Among the reforms, Justice Dingake proposed were universal social protection systems, strengthened trade unions, expanded labour protections for informal and digital workers, stronger social dialogue mechanisms and the embedding of diversity and inclusion into workplace culture.

Justice Dingake was delivering a keynote address during the opening of the 3rd Industrial Relations Conference 2026 in Gaborone on Tuesday.

Justice Dingake further appealed for industrial relations practitioners, governments and employers to pursue meaningful reforms that restored dignity to workers.

He said there could be no social justice if the tripartite constituents, being government, employers and trade unions, did not understand how connected they were and how much they needed each other.

He further called on governments, employers and labour institutions to reclaim human dignity as the foundation of industrial relations.

He warned that Africa risked creating a soulless and deeply unequal future of work if workers were increasingly treated as disposable commodities instead of human beings deserving dignity, fairness and protection.

Justice Dingake stressed that the world of work should not be treated as a ‘battleground for the soul of humanity’.

“The future of work will be just, inclusive and dignified only if we anchor industrial relations not in the logic of efficiency alone, but in the jurisprudence of what I call the human heart,” he said.

Citing International Labour Organisation (ILO) statistics, Justice Dingake noted that approximately 61 per cent of the world’s workers, representing nearly two billion people, remained trapped in the informal economy, with Africa among the worst-performing regions in terms of wage growth since 2015.

He said the persistence of poverty among working people, whilst a small elite continued to accumulate wealth, also exposed the failure of existing labour systems.
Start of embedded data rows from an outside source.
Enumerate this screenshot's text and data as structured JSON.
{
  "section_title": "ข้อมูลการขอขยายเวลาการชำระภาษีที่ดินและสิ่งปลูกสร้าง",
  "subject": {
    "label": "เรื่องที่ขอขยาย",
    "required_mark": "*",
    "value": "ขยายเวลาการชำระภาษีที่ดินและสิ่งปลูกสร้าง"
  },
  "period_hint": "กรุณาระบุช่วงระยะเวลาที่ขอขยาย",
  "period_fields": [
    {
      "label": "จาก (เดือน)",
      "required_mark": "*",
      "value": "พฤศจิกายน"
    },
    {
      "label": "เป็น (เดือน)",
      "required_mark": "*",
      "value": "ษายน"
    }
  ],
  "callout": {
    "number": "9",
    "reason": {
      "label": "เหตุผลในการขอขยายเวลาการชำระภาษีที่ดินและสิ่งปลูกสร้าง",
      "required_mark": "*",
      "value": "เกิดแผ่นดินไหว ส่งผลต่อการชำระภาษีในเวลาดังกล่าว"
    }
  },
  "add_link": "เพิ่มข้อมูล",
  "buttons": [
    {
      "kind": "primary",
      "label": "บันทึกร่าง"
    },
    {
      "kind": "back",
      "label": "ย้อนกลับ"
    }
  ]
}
Justice Dingake said digital literacy should be able to afford workers to access affordable internet connectivity, urging governments and policymakers to prioritise universal social protection systems, stronger labour laws and the extension of legal protections to platform workers and dependent contractors, who often fell outside traditional employment definitions.

Therefore, he further warned that the Fourth Industrial Revolution, characterised by artificial intelligence, automation and digital platforms, was rapidly transforming employment relationships, whilst simultaneously threatening workers with exclusion and dispossession.

The veteran jurist also used the platform to advocate for greater workplace inclusion, arguing that diversity, equity and inclusion should move beyond “bureaucratic checklist compliance” and become rooted in genuine respect for human dignity.

He said women, persons with disabilities and members of the LGBTQI+ community continued to face discrimination and exclusion in workplaces across Africa.

“We cannot speak of dignity in the workplace without speaking of equality,” Justice Dingake said.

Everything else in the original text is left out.